Slimehead behaviour is not well studied, but some species sporadically form dense aggregations. In the case of the orange roughy, these aggregations (possibly segregated according to sex) may reach a population density of 2.5/m^{2};. The aggregations form in and around geologic structures, such as undersea canyons and seamounts, likely where water movement and mixing is high, ensuring dense concentrations of prey items. The aggregations do not necessarily form for the purpose of spawning; it is thought that the fish cycle through metabolic phases (feeding and resting) and seek areas with ideal hydrologic conditions to congregate during their inactive and active phases. Observations of orange roughy aggregations during submersible dives have also shown the fish lose almost all pigmentation while inactive, during which time they are very approachable. The orange roughy's metabolic phases are thought to be related to seasonal variations in the fish's prey concentrations, with the inactive phase being a means to conserve energy during lean periods.

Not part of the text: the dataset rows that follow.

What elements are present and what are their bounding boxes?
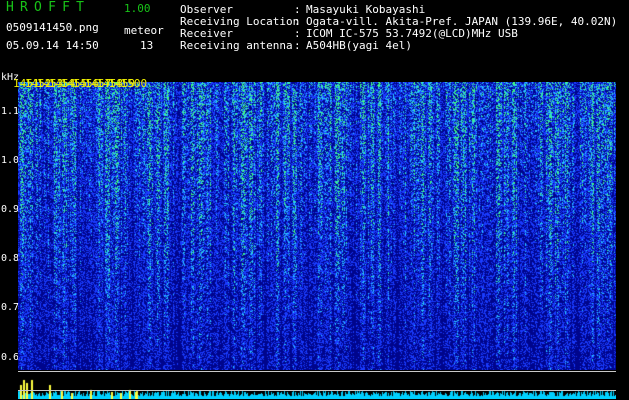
meteor-label: meteor: [124, 24, 164, 37]
app-title: HROFFT: [6, 0, 91, 15]
y-tick-label: 0.7: [1, 302, 20, 314]
app-version: 1.00: [124, 2, 151, 15]
y-tick-label: 1.0: [1, 154, 20, 166]
capture-time: 05.09.14 14:50: [6, 39, 99, 52]
y-tick-label: 0.6: [1, 351, 20, 363]
count-baseline-bottom: [18, 390, 616, 391]
spectrogram-image: [18, 82, 616, 370]
y-tick-label: 0.9: [1, 204, 20, 215]
info-value-antenna: A504HB(yagi 4el): [306, 39, 412, 52]
info-colon-antenna: :: [294, 39, 301, 52]
count-baseline-top: [18, 371, 616, 372]
info-label-antenna: Receiving antenna: [180, 39, 293, 52]
file-name: 0509141450.png: [6, 21, 99, 34]
y-tick-label: 0.8: [1, 253, 20, 265]
y-tick-label: 1.1: [1, 105, 20, 117]
meteor-count: 13: [140, 39, 154, 52]
meteor-count-strip: [18, 377, 616, 399]
time-label: 1500: [120, 77, 148, 90]
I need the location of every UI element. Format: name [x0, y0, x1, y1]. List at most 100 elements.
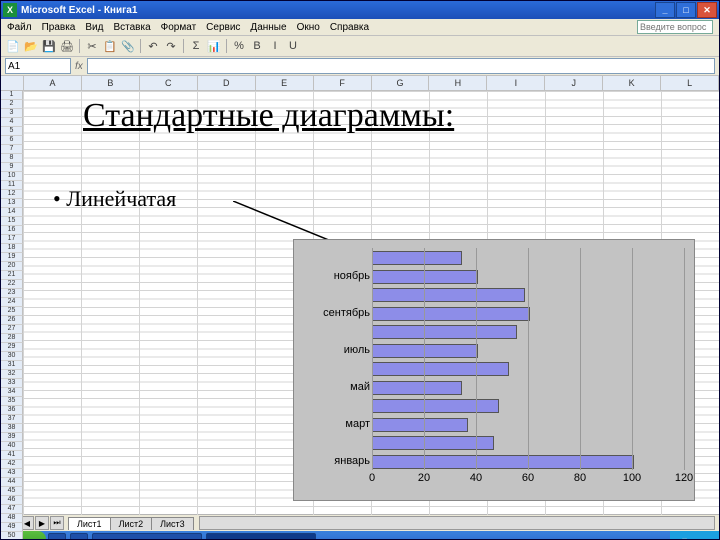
row-header[interactable]: 30 [1, 352, 23, 361]
row-header[interactable]: 2 [1, 100, 23, 109]
col-header[interactable]: I [487, 76, 545, 90]
new-icon[interactable]: 📄 [5, 38, 21, 54]
row-header[interactable]: 38 [1, 424, 23, 433]
row-header[interactable]: 28 [1, 334, 23, 343]
row-header[interactable]: 20 [1, 262, 23, 271]
fx-icon[interactable]: fx [75, 61, 83, 72]
row-header[interactable]: 43 [1, 469, 23, 478]
col-header[interactable]: A [24, 76, 82, 90]
cut-icon[interactable]: ✂ [84, 38, 100, 54]
bold-icon[interactable]: B [249, 38, 265, 54]
row-header[interactable]: 25 [1, 307, 23, 316]
formula-input[interactable] [87, 58, 715, 74]
menu-edit[interactable]: Правка [42, 22, 76, 33]
cell-grid[interactable]: Стандартные диаграммы: • Линейчатая 0204… [23, 91, 719, 515]
row-header[interactable]: 45 [1, 487, 23, 496]
row-header[interactable]: 32 [1, 370, 23, 379]
menu-view[interactable]: Вид [85, 22, 103, 33]
open-icon[interactable]: 📂 [23, 38, 39, 54]
row-header[interactable]: 18 [1, 244, 23, 253]
paste-icon[interactable]: 📎 [120, 38, 136, 54]
name-box[interactable]: A1 [5, 58, 71, 74]
row-header[interactable]: 31 [1, 361, 23, 370]
menu-help[interactable]: Справка [330, 22, 369, 33]
bar-chart[interactable]: 020406080100120 январьмартмайиюльсентябр… [293, 239, 695, 501]
col-header[interactable]: K [603, 76, 661, 90]
minimize-button[interactable]: _ [655, 2, 675, 18]
percent-icon[interactable]: % [231, 38, 247, 54]
taskbar-item[interactable]: Microsoft Excel - Кни... [206, 533, 316, 540]
row-header[interactable]: 13 [1, 199, 23, 208]
taskbar-item[interactable] [70, 533, 88, 540]
redo-icon[interactable]: ↷ [163, 38, 179, 54]
col-header[interactable]: B [82, 76, 140, 90]
row-header[interactable]: 41 [1, 451, 23, 460]
row-header[interactable]: 48 [1, 514, 23, 523]
select-all-corner[interactable] [1, 76, 24, 90]
menu-tools[interactable]: Сервис [206, 22, 240, 33]
row-header[interactable]: 21 [1, 271, 23, 280]
sheet-tab[interactable]: Лист1 [68, 517, 111, 530]
horizontal-scrollbar[interactable] [199, 516, 715, 530]
row-header[interactable]: 46 [1, 496, 23, 505]
col-header[interactable]: J [545, 76, 603, 90]
row-header[interactable]: 16 [1, 226, 23, 235]
save-icon[interactable]: 💾 [41, 38, 57, 54]
row-header[interactable]: 42 [1, 460, 23, 469]
tab-nav-next-icon[interactable]: ▶ [35, 516, 49, 530]
copy-icon[interactable]: 📋 [102, 38, 118, 54]
row-header[interactable]: 34 [1, 388, 23, 397]
row-header[interactable]: 26 [1, 316, 23, 325]
chart-icon[interactable]: 📊 [206, 38, 222, 54]
col-header[interactable]: G [372, 76, 430, 90]
row-header[interactable]: 9 [1, 163, 23, 172]
row-header[interactable]: 29 [1, 343, 23, 352]
row-header[interactable]: 33 [1, 379, 23, 388]
autosum-icon[interactable]: Σ [188, 38, 204, 54]
menu-window[interactable]: Окно [297, 22, 320, 33]
menu-file[interactable]: Файл [7, 22, 32, 33]
row-header[interactable]: 49 [1, 523, 23, 532]
row-header[interactable]: 5 [1, 127, 23, 136]
col-header[interactable]: L [661, 76, 719, 90]
menu-insert[interactable]: Вставка [113, 22, 150, 33]
row-header[interactable]: 36 [1, 406, 23, 415]
row-header[interactable]: 4 [1, 118, 23, 127]
row-header[interactable]: 23 [1, 289, 23, 298]
print-icon[interactable]: 🖨 [59, 38, 75, 54]
row-header[interactable]: 14 [1, 208, 23, 217]
maximize-button[interactable]: □ [676, 2, 696, 18]
row-header[interactable]: 27 [1, 325, 23, 334]
italic-icon[interactable]: I [267, 38, 283, 54]
row-header[interactable]: 12 [1, 190, 23, 199]
col-header[interactable]: C [140, 76, 198, 90]
menu-data[interactable]: Данные [250, 22, 286, 33]
row-header[interactable]: 10 [1, 172, 23, 181]
underline-icon[interactable]: U [285, 38, 301, 54]
row-header[interactable]: 39 [1, 433, 23, 442]
row-header[interactable]: 40 [1, 442, 23, 451]
row-header[interactable]: 37 [1, 415, 23, 424]
row-header[interactable]: 24 [1, 298, 23, 307]
col-header[interactable]: F [314, 76, 372, 90]
row-header[interactable]: 6 [1, 136, 23, 145]
system-tray[interactable]: 🔊 9:17 [670, 531, 719, 540]
help-search-input[interactable] [637, 20, 713, 34]
row-header[interactable]: 19 [1, 253, 23, 262]
row-header[interactable]: 3 [1, 109, 23, 118]
close-button[interactable]: ✕ [697, 2, 717, 18]
sheet-tab[interactable]: Лист2 [110, 517, 153, 530]
row-header[interactable]: 7 [1, 145, 23, 154]
taskbar-item[interactable]: Microsoft PowerPoint... [92, 533, 203, 540]
row-header[interactable]: 8 [1, 154, 23, 163]
row-header[interactable]: 50 [1, 532, 23, 540]
row-header[interactable]: 17 [1, 235, 23, 244]
row-header[interactable]: 22 [1, 280, 23, 289]
col-header[interactable]: D [198, 76, 256, 90]
row-header[interactable]: 44 [1, 478, 23, 487]
row-header[interactable]: 35 [1, 397, 23, 406]
row-header[interactable]: 11 [1, 181, 23, 190]
col-header[interactable]: H [429, 76, 487, 90]
col-header[interactable]: E [256, 76, 314, 90]
taskbar-item[interactable] [48, 533, 66, 540]
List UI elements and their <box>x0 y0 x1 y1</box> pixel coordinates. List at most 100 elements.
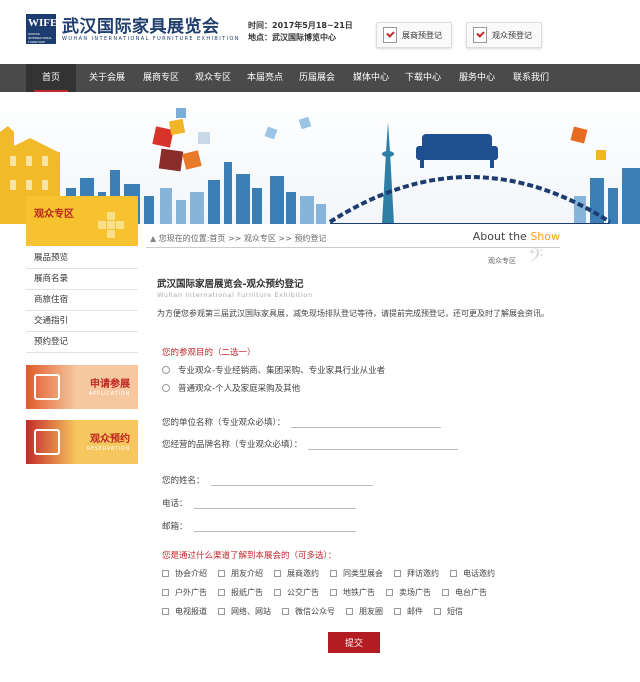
checkbox[interactable] <box>218 608 225 615</box>
home-icon: ▲ <box>150 234 157 243</box>
channel-option-label: 电话邀约 <box>463 569 495 578</box>
checklist-icon <box>383 27 397 43</box>
checkbox[interactable] <box>218 570 225 577</box>
company-field-row: 您的单位名称（专业观众必填）： <box>162 416 442 428</box>
sidebar-item-accommodation[interactable]: 商旅住宿 <box>26 290 138 311</box>
channel-checkbox[interactable]: 朋友介绍 <box>218 568 263 579</box>
sidebar-header: 观众专区 <box>26 196 138 246</box>
checkbox[interactable] <box>282 608 289 615</box>
channel-checkbox[interactable]: 协会介绍 <box>162 568 207 579</box>
apply-exhibit-banner[interactable]: 申请参展 APPLICATION <box>26 365 138 409</box>
about-prefix: About the <box>472 230 531 243</box>
channel-checkbox[interactable]: 公交广告 <box>274 587 319 598</box>
channel-checkbox[interactable]: 朋友圈 <box>346 606 383 617</box>
name-input[interactable] <box>210 476 373 486</box>
nav-item-past-shows[interactable]: 历届展会 <box>290 64 344 92</box>
breadcrumb-bar: ▲ 您现在的位置:首页 >> 观众专区 >> 预约登记 About the Sh… <box>146 228 560 248</box>
site-logo[interactable]: WIFE WUHAN INTERNATIONAL FURNITURE EXPO <box>26 14 57 48</box>
channel-option-label: 朋友介绍 <box>231 569 263 578</box>
channel-checkbox[interactable]: 拜访邀约 <box>394 568 439 579</box>
channel-checkbox[interactable]: 微信公众号 <box>282 606 335 617</box>
exhibitor-register-button[interactable]: 展商预登记 <box>376 22 452 48</box>
channel-checkbox[interactable]: 报纸广告 <box>218 587 263 598</box>
sidebar-item-exhibitor-list[interactable]: 展商名录 <box>26 269 138 290</box>
channel-checkbox[interactable]: 卖场广告 <box>386 587 431 598</box>
purpose-option-professional[interactable]: 专业观众-专业经销商、集团采购、专业家具行业从业者 <box>162 364 385 376</box>
channel-checkbox[interactable]: 电话邀约 <box>450 568 495 579</box>
purpose-option-general[interactable]: 普通观众-个人及家庭采购及其他 <box>162 382 300 394</box>
form-intro: 为方便您参观第三届武汉国际家具展，减免现场排队登记等待，请提前完成预登记，还可更… <box>157 309 549 318</box>
channel-checkbox[interactable]: 电台广告 <box>442 587 487 598</box>
channel-row-2: 户外广告 报纸广告 公交广告 地铁广告 卖场广告 电台广告 <box>162 587 498 598</box>
visitor-register-button[interactable]: 观众预登记 <box>466 22 542 48</box>
checkbox[interactable] <box>394 570 401 577</box>
company-input[interactable] <box>291 418 442 428</box>
channel-option-label: 卖场广告 <box>399 588 431 597</box>
form-title: 武汉国际家居展览会-观众预约登记 <box>157 279 304 290</box>
nav-item-downloads[interactable]: 下载中心 <box>396 64 450 92</box>
phone-field-row: 电话： <box>162 497 356 509</box>
checkbox[interactable] <box>218 589 225 596</box>
checkbox[interactable] <box>162 570 169 577</box>
sidebar-item-transport[interactable]: 交通指引 <box>26 311 138 332</box>
channel-checkbox[interactable]: 邮件 <box>394 606 423 617</box>
channel-option-label: 电台广告 <box>455 588 487 597</box>
nav-item-contact[interactable]: 联系我们 <box>504 64 558 92</box>
checkbox[interactable] <box>162 608 169 615</box>
about-show: Show <box>530 230 560 243</box>
channel-checkbox[interactable]: 电视报道 <box>162 606 207 617</box>
checkbox[interactable] <box>394 608 401 615</box>
submit-button[interactable]: 提交 <box>328 632 380 653</box>
checkbox[interactable] <box>346 608 353 615</box>
visitor-register-label: 观众预登记 <box>492 30 532 40</box>
checkbox[interactable] <box>442 589 449 596</box>
breadcrumb-text: 您现在的位置:首页 >> 观众专区 >> 预约登记 <box>158 234 327 243</box>
nav-item-home[interactable]: 首页 <box>26 64 76 92</box>
brand-label: 您经营的品牌名称（专业观众必填）： <box>162 440 303 450</box>
channel-checkbox[interactable]: 展商邀约 <box>274 568 319 579</box>
nav-item-about[interactable]: 关于会展 <box>80 64 134 92</box>
phone-input[interactable] <box>193 499 356 509</box>
channel-checkbox[interactable]: 网络、网站 <box>218 606 271 617</box>
brand-field-row: 您经营的品牌名称（专业观众必填）： <box>162 438 459 450</box>
channel-option-label: 同类型展会 <box>343 569 383 578</box>
nav-item-visitors[interactable]: 观众专区 <box>186 64 240 92</box>
channel-row-1: 协会介绍 朋友介绍 展商邀约 同类型展会 拜访邀约 电话邀约 <box>162 568 506 579</box>
nav-item-services[interactable]: 服务中心 <box>450 64 504 92</box>
sidebar-item-reservation[interactable]: 预约登记 <box>26 332 138 353</box>
channel-checkbox[interactable]: 户外广告 <box>162 587 207 598</box>
about-the-show-heading: About the Show <box>473 230 560 243</box>
visitor-reservation-banner[interactable]: 观众预约 RESERVATION <box>26 420 138 464</box>
nav-item-exhibitors[interactable]: 展商专区 <box>134 64 188 92</box>
nav-item-media[interactable]: 媒体中心 <box>344 64 398 92</box>
brand-input[interactable] <box>308 440 459 450</box>
bass-clef-icon: 𝄢 <box>528 244 544 272</box>
company-label: 您的单位名称（专业观众必填）： <box>162 418 286 428</box>
channel-checkbox[interactable]: 短信 <box>434 606 463 617</box>
channel-option-label: 展商邀约 <box>287 569 319 578</box>
visitor-reservation-title: 观众预约 <box>90 434 130 445</box>
radio-button[interactable] <box>162 384 170 392</box>
sidebar-item-exhibit-preview[interactable]: 展品预览 <box>26 248 138 269</box>
channel-option-label: 户外广告 <box>175 588 207 597</box>
checkbox[interactable] <box>330 570 337 577</box>
phone-label: 电话： <box>162 499 188 509</box>
radio-button[interactable] <box>162 366 170 374</box>
channel-option-label: 拜访邀约 <box>407 569 439 578</box>
channel-checkbox[interactable]: 地铁广告 <box>330 587 375 598</box>
name-field-row: 您的姓名： <box>162 474 373 486</box>
channel-option-label: 朋友圈 <box>359 607 383 616</box>
checkbox[interactable] <box>330 589 337 596</box>
checkbox[interactable] <box>450 570 457 577</box>
nav-item-highlights[interactable]: 本届亮点 <box>238 64 292 92</box>
channel-option-label: 报纸广告 <box>231 588 263 597</box>
email-input[interactable] <box>193 522 356 532</box>
checkbox[interactable] <box>386 589 393 596</box>
checkbox[interactable] <box>162 589 169 596</box>
checkbox[interactable] <box>274 570 281 577</box>
site-title: 武汉国际家具展览会 <box>62 17 220 37</box>
checkbox[interactable] <box>434 608 441 615</box>
channel-checkbox[interactable]: 同类型展会 <box>330 568 383 579</box>
checkbox[interactable] <box>274 589 281 596</box>
exhibitor-register-label: 展商预登记 <box>402 30 442 40</box>
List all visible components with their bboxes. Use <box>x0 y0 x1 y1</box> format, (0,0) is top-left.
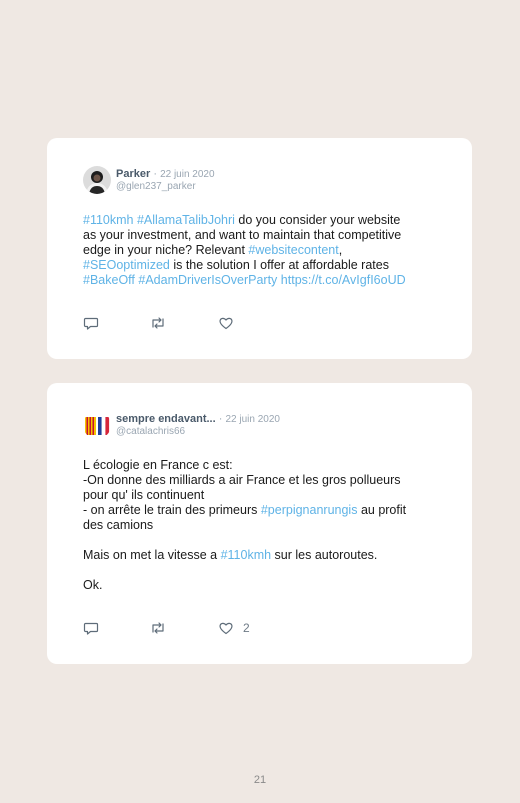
tweet-date[interactable]: 22 juin 2020 <box>225 414 280 425</box>
tweet-card[interactable]: Parker · 22 juin 2020 @glen237_parker #1… <box>47 138 472 359</box>
tweet-text: L écologie en France c est: -On donne de… <box>83 458 438 593</box>
reply-button[interactable] <box>83 620 99 636</box>
text-line: des camions <box>83 518 154 532</box>
tweet-actions <box>83 315 383 333</box>
text-span: au profit <box>357 503 407 517</box>
reply-button[interactable] <box>83 315 99 331</box>
hashtag[interactable]: #websitecontent <box>248 243 338 257</box>
text-span: is the solution I offer at affordable ra… <box>169 258 389 272</box>
author-handle[interactable]: @glen237_parker <box>116 181 196 192</box>
hashtag[interactable]: #AllamaTalibJohri <box>137 213 235 227</box>
avatar[interactable] <box>83 411 111 439</box>
hashtag[interactable]: #AdamDriverIsOverParty <box>138 273 277 287</box>
text-line: Ok. <box>83 578 103 592</box>
like-count: 2 <box>243 621 250 635</box>
author-name[interactable]: sempre endavant... <box>116 413 216 425</box>
retweet-icon <box>152 622 164 634</box>
text-line: -On donne des milliards a air France et … <box>83 473 401 487</box>
retweet-icon <box>152 317 164 329</box>
retweet-button[interactable] <box>149 620 167 636</box>
reply-icon <box>83 317 99 330</box>
text-span: - on arrête le train des primeurs <box>83 503 261 517</box>
like-button[interactable] <box>218 315 243 331</box>
text-span: edge in your niche? Relevant <box>83 243 249 257</box>
tweet-link[interactable]: https://t.co/AvIgfI6oUD <box>281 273 406 287</box>
separator: · <box>153 168 157 180</box>
text-span: Mais on met la vitesse a <box>83 548 221 562</box>
text-line: L écologie en France c est: <box>83 458 233 472</box>
page-number: 21 <box>253 774 267 786</box>
heart-icon <box>219 317 233 330</box>
text-span: sur les autoroutes. <box>271 548 378 562</box>
author-line: sempre endavant... · 22 juin 2020 <box>116 413 280 425</box>
separator: · <box>218 413 223 425</box>
tweet-card[interactable]: sempre endavant... · 22 juin 2020 @catal… <box>47 383 472 664</box>
text-span: do you consider your website <box>234 213 401 227</box>
text-line: as your investment, and want to maintain… <box>83 228 402 242</box>
avatar[interactable] <box>83 166 111 194</box>
text-line: pour qu' ils continuent <box>83 488 205 502</box>
author-line: Parker · 22 juin 2020 <box>116 168 215 180</box>
hashtag[interactable]: #BakeOff <box>83 273 135 287</box>
hashtag[interactable]: #perpignanrungis <box>261 503 358 517</box>
tweet-text: #110kmh #AllamaTalibJohri do you conside… <box>83 213 438 288</box>
author-name[interactable]: Parker <box>116 168 150 180</box>
like-button[interactable]: 2 <box>218 620 250 636</box>
reply-icon <box>83 622 99 635</box>
heart-icon <box>219 622 233 635</box>
hashtag[interactable]: #110kmh <box>221 548 272 562</box>
hashtag[interactable]: #SEOoptimized <box>83 258 170 272</box>
hashtag[interactable]: #110kmh <box>83 213 134 227</box>
author-handle[interactable]: @catalachris66 <box>116 426 185 437</box>
text-span: , <box>338 243 343 257</box>
tweet-actions: 2 <box>83 620 383 638</box>
retweet-button[interactable] <box>149 315 167 331</box>
tweet-date[interactable]: 22 juin 2020 <box>160 169 215 180</box>
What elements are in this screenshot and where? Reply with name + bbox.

Slimeheads are pelagic spawners; that is, spawning aggregations are formed and the fish release eggs and sperm en masse directly into the water. Evidence of oceanodromy (seasonal migration) is seen in some species. The fertilized eggs (and later the larvae) are planktonic, floating with the currents until the larvae develop the strength to determine their own way. Only the economically important species have had their reproduction studied in any detail; the larvae and juveniles of Darwin's slimehead are pelagic and frequent rather shallow waters near the coast, whereas in orange roughy, the early life stages are apparently confined to deeper water (around 200 m). Slimeheads are very slow-growing and long-lived fish; the orange roughy ranks among the longest-lived animals known, with a maximum reported age of 149 years (however, this age is disputed). Predators of slimeheads are not well known, but include large deep-roving sharks, cutthroat eels, merluccid hakes, and snake mackerels.